Erting sah vor sich nieder.

„Ich will einmal ehrlich sein, Rüdiger,“ sagte er und wurde roth, „so sehr großmüthig wäre es nicht ’mal von mir! Ich habe schon lange das Gefühl, als wenn Edith Brandau und ich einen dummen Streich begangen hätten, als wir uns verlobten, und — und ich muß Ihnen nur sagen, ich habe irgendwo in der Welt eine kleine Cousine, — nun, Sie können sich das Andere denken!“

Rüdiger schwieg eine Weile, dann strich er sich das Haar von der Stirn.

„Das nützt mir Alles nichts, Erting! Erstens sterbe ich, das wissen Sie ja so gut wie ich, und dann, wie Edith ist, habe ich sie mir durch meinen tollen Streich von vornherein verscherzt! Ein Mädchen wie sie läßt sich nicht ertrotzen; wenn ich ihr nicht gleichgültig war — und ich war es nicht — jetzt bin ich es geworden, glauben Sie mir, Erting! Aber ich habe nun genug gesprochen, ich will schlafen!“

Und er wandte den Kopf ab und verbarg das Gesicht in den Kissen.

Spät Abends jagte ein reitender Bote nach der Stadt. Doktor Stein wurde geholt, Rüdigers Zustand hatte sich aufs Heftigste verschlimmert.

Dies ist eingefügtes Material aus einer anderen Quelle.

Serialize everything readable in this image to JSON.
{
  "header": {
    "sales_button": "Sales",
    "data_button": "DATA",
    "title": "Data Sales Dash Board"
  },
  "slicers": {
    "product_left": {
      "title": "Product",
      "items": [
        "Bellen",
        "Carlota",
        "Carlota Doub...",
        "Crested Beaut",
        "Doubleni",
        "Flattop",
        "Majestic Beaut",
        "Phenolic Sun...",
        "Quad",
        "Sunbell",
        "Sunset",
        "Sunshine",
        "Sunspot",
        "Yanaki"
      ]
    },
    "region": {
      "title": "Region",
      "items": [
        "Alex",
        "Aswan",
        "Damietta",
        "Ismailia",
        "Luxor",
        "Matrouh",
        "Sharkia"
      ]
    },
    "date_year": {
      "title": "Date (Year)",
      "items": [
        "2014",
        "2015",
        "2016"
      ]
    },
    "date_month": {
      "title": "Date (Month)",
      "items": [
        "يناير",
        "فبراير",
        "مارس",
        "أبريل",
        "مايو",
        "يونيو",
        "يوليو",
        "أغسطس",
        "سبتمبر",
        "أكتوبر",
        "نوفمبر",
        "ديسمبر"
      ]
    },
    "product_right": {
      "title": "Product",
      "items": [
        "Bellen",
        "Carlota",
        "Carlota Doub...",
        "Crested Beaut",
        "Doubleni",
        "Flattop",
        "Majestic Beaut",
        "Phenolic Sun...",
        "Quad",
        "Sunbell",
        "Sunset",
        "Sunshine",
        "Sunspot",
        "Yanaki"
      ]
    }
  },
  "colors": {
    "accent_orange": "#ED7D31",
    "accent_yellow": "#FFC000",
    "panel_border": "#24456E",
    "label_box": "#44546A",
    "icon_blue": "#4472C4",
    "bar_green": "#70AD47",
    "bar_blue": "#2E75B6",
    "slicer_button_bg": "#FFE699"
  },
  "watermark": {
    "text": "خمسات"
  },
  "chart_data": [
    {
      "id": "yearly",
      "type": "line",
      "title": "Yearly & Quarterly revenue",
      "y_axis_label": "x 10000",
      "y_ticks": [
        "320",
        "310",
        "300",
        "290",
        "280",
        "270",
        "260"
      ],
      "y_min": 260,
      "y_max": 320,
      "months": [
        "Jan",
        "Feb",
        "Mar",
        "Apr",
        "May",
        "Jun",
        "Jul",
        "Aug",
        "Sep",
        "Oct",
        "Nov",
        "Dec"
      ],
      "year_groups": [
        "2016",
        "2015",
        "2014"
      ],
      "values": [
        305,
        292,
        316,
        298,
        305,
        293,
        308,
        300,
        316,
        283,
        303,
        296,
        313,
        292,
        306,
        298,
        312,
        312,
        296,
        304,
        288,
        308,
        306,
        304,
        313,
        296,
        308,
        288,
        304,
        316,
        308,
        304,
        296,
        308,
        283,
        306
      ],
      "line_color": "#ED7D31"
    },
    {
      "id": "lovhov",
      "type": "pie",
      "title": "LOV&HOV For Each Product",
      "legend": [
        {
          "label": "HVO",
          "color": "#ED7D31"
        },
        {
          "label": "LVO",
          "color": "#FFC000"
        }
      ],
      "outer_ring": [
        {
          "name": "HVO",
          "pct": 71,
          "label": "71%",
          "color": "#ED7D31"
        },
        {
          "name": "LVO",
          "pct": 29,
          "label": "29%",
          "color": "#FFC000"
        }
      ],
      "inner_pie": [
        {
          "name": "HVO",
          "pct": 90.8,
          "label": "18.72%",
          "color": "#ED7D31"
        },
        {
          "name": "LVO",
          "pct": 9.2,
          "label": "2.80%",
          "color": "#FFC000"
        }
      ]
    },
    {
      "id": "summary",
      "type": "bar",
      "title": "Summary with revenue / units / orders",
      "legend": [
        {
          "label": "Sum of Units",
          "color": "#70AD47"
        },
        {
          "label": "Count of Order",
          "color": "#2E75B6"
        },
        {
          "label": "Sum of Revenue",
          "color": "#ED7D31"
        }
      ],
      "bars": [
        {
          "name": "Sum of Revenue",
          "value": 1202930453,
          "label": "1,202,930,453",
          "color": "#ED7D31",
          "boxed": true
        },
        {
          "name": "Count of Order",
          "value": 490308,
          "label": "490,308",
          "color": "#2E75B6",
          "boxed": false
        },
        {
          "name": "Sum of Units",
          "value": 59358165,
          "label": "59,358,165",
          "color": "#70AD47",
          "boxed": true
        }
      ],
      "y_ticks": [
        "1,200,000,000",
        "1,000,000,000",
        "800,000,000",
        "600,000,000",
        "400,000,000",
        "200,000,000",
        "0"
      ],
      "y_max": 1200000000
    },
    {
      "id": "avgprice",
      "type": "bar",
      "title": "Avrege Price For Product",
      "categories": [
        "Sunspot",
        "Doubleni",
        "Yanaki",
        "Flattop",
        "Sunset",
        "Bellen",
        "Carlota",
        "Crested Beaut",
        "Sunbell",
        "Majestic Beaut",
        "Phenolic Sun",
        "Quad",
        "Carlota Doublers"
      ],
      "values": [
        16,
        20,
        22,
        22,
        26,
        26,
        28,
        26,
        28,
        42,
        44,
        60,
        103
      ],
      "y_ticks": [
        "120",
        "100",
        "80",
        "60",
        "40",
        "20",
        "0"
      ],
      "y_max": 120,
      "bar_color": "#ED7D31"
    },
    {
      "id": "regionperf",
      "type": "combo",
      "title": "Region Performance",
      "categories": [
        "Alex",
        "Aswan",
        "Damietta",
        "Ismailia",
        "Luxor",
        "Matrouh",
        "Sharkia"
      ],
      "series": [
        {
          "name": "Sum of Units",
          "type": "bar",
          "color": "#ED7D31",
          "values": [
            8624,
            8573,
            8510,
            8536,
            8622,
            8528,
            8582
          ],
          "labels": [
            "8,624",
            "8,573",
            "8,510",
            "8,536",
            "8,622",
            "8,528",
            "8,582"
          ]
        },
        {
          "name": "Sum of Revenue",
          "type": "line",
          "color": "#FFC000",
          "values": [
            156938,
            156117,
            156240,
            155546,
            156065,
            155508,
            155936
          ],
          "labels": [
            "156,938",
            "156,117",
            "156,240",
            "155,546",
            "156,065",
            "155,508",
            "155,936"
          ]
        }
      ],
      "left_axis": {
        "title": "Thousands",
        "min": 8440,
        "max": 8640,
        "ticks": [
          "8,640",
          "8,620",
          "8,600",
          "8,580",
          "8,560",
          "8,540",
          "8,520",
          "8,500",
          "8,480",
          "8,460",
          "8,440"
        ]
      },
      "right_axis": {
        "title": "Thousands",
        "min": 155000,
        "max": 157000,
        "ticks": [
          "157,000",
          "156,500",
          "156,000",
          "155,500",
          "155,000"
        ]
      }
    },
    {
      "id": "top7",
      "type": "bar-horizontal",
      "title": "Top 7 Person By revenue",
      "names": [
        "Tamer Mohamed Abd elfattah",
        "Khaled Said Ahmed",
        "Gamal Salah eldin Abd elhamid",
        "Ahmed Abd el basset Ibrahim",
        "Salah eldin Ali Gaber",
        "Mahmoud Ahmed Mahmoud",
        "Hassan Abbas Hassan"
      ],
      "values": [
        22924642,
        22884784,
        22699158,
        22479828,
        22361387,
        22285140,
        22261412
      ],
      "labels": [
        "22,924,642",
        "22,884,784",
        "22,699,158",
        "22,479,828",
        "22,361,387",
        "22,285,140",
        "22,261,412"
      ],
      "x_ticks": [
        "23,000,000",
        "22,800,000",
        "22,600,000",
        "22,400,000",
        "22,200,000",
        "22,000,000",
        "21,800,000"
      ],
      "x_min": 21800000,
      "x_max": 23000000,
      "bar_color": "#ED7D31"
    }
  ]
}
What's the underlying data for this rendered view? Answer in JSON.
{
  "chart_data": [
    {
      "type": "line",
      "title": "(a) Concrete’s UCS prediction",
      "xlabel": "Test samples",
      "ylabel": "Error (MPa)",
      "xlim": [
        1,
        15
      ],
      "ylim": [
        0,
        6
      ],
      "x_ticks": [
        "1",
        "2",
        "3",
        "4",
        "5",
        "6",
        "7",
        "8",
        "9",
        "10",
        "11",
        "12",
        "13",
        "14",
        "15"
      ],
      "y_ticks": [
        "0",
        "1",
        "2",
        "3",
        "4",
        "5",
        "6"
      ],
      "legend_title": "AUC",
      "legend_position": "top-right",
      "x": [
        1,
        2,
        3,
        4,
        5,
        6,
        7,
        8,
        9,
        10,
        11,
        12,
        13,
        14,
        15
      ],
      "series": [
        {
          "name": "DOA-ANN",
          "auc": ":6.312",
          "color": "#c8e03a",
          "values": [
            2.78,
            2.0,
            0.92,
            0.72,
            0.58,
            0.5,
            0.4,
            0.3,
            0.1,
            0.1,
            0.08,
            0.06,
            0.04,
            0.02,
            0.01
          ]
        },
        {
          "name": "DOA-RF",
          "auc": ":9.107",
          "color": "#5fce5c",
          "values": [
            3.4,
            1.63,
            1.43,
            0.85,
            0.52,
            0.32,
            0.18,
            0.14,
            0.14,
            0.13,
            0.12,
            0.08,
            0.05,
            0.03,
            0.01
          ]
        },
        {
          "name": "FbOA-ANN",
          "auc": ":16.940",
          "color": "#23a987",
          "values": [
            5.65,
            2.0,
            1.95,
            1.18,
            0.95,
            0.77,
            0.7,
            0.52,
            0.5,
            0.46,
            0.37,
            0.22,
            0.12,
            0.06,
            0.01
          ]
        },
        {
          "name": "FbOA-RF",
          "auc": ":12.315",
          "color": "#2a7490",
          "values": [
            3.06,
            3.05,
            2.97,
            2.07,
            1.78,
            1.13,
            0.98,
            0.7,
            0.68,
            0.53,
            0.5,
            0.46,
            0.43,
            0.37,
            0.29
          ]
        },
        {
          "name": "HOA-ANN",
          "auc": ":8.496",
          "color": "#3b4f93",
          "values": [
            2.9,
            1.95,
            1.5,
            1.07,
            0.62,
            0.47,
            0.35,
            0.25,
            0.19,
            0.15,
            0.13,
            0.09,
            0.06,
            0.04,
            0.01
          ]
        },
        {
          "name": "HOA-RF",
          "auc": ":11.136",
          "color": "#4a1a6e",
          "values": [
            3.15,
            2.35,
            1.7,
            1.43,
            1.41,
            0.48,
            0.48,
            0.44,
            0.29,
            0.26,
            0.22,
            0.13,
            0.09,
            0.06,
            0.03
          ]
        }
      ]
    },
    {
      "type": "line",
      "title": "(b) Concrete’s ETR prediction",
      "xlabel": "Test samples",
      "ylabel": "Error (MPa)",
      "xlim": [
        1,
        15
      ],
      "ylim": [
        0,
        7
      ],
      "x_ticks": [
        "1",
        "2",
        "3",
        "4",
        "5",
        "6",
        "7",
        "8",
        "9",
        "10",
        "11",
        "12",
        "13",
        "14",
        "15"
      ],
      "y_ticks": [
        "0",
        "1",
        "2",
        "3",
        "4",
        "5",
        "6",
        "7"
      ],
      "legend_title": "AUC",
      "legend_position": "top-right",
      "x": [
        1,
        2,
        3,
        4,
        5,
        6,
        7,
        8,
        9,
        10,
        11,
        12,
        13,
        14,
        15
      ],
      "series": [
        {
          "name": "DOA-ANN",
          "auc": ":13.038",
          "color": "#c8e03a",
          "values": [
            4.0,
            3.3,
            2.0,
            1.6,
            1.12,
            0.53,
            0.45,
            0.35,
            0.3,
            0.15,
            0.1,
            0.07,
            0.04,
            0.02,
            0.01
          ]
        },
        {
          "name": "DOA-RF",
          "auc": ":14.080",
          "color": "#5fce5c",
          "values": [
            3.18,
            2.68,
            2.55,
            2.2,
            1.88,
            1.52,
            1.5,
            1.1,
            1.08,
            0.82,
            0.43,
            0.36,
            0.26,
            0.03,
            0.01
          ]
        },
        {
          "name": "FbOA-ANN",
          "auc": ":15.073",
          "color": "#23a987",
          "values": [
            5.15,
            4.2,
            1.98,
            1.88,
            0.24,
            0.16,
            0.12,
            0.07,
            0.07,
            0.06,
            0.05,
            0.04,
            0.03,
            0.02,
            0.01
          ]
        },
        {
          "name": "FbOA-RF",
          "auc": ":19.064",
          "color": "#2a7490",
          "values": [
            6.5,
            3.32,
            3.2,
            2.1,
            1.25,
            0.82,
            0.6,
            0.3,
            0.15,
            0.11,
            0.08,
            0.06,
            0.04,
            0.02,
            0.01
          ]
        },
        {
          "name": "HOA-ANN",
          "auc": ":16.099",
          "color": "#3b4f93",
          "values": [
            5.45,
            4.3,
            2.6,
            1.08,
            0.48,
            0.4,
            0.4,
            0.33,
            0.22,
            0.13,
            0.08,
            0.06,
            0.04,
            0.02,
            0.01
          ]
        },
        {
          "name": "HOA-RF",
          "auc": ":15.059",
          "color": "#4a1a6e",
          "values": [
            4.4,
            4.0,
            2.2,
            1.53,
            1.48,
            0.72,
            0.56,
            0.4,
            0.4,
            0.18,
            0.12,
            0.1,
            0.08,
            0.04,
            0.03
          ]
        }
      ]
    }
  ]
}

Stein blieb mehrere Stunden da, und als er um Mitternacht zurückfuhr und versprach, gegen Morgen noch einmal wiederzukommen, da wußte man im Schloß, daß Rüdigers Leben menschlicher Voraussicht nach nur noch nach Stunden zähle.

Im Dorf verbreitete sich die Kunde mit Blitzesschnelle, sie flog mit ihren schwarzen Flügeln über die Grenze von Brandeck und schlug an die Fenster, hinter denen Edith wohnte, und schlug auf das verzweifelnde Herz von Geralds erster Liebe.

Als der Wagen des Doctors noch vor der Dämmerung wieder in den Schloßhof fuhr, lag Rüdiger in unruhigem Halbschlummer. Erting öffnete leise die Thür, als er Schritte im Vorzimmer vernahm.